We express no opinion on any issue relating to the tax consequences of the transactions contemplated by the Merger Agreement (and any amendment thereto) or the Registration Statement other than the opinion set forth above. Our opinion set forth above is based on the Code, Treasury Regulations promulgated thereunder, published pronouncements of the Internal Revenue Service and judicial precedents, all as of the date hereof. The foregoing authorities may be repealed, revoked or modified, and any such change may have retroactive effect. Any change in applicable laws or facts and circumstances surrounding the Mergers, or any inaccuracy in the statements, facts, assumptions and representations on which we have relied may affect the validity of the opinion set forth herein. We assume no responsibility to inform STERIS of any such change or inaccuracy that may occur or come to our attention. In addition, our opinion is being delivered prior to the consummation of the Mergers and therefore is prospective and dependent on future events.
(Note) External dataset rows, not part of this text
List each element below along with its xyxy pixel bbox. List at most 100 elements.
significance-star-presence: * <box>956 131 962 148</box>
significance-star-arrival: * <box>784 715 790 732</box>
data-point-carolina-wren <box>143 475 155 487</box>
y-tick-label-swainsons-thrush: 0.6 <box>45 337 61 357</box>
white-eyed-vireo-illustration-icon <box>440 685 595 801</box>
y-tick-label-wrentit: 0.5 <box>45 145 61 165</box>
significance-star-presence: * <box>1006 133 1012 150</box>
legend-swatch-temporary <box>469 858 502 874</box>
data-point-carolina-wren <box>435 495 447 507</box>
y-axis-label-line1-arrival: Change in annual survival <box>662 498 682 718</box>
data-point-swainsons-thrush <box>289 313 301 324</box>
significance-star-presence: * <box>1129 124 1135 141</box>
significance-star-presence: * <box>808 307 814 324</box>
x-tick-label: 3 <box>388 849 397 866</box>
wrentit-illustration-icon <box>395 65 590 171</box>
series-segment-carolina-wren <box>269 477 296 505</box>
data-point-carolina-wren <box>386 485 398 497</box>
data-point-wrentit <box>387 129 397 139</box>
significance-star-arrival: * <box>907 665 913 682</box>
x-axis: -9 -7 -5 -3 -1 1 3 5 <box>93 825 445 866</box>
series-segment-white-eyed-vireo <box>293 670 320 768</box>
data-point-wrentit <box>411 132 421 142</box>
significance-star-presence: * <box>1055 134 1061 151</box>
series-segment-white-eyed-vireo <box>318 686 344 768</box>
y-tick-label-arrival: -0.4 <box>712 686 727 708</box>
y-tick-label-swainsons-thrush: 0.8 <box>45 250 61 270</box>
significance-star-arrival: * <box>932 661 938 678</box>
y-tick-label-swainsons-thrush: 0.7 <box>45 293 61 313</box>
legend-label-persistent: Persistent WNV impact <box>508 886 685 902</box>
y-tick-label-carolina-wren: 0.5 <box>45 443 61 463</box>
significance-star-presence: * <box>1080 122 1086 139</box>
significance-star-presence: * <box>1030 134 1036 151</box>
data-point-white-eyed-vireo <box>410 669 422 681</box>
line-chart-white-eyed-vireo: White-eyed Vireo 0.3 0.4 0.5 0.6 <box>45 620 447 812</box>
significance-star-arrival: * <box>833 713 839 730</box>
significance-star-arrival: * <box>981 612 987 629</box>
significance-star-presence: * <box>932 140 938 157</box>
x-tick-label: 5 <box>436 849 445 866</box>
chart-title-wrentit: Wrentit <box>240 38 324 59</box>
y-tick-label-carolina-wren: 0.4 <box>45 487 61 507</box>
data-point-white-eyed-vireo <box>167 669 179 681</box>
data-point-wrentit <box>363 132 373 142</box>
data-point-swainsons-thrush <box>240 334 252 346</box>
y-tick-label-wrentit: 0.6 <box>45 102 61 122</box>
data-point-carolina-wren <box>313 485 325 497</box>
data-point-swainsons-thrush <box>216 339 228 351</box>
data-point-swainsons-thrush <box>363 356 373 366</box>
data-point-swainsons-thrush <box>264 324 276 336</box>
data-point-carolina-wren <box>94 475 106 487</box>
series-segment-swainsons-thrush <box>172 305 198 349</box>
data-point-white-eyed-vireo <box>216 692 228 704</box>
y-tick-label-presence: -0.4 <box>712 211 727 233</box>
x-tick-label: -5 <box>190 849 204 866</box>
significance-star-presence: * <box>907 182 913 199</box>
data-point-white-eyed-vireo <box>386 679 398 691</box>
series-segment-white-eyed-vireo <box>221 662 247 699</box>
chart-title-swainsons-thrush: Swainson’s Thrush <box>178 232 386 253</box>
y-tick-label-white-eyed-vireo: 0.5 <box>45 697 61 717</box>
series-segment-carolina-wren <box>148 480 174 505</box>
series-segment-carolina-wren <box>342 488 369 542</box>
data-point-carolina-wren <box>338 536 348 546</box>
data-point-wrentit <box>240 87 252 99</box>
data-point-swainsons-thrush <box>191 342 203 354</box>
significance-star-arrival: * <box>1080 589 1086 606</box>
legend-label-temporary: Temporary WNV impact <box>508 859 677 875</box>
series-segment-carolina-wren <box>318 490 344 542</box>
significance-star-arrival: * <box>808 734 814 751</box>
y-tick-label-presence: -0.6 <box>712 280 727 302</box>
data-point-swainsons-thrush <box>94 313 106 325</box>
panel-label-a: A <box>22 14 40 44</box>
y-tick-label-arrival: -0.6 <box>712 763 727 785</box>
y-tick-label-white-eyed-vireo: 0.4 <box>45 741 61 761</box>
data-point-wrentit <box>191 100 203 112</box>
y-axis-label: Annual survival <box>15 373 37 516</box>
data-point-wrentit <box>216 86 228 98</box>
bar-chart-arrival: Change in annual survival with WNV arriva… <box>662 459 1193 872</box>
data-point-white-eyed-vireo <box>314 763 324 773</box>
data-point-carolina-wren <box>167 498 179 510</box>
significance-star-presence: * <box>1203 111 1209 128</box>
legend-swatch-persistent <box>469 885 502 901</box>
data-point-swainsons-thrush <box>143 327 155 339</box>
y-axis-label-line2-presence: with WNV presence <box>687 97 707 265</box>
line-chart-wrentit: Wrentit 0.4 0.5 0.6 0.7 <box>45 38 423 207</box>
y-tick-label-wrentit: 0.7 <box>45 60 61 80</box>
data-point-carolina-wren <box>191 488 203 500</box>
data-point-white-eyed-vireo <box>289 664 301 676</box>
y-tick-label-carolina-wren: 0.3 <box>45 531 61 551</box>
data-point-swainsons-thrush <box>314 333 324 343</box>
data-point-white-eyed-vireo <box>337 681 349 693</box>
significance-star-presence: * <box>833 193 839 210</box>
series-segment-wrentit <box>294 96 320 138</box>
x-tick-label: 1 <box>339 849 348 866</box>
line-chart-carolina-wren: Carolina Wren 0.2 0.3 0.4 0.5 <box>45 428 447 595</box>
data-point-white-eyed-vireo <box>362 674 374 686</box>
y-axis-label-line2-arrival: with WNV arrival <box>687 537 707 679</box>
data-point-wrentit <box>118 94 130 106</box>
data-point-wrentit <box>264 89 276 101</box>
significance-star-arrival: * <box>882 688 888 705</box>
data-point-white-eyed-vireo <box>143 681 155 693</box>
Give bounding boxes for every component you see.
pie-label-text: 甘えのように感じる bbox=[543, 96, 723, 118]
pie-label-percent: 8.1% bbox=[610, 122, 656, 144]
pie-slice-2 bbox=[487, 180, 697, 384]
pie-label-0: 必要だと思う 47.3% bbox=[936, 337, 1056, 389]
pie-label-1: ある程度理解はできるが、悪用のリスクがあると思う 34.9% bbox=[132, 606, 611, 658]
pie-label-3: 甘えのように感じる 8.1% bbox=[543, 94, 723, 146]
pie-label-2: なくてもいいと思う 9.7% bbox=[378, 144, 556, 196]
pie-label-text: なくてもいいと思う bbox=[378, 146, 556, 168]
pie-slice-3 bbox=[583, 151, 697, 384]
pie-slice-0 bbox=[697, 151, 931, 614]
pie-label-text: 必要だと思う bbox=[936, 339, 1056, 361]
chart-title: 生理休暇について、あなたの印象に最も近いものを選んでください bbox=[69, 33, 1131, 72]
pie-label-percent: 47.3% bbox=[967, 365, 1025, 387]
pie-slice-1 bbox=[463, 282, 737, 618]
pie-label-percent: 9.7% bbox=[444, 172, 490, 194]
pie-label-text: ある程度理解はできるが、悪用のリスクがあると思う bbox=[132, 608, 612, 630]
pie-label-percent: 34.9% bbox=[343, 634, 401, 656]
This opinion is furnished to you solely in connection with the Registration Statement and this opinion is not to be relied upon for any other purpose without our prior written consent. We hereby consent to the filing of this opinion with the Commission as an exhibit to the Registration Statement, and to the references therein to us. In giving such consent, we do not thereby admit that we are in the category of persons whose consent is required under Section 7 of the Securities Act.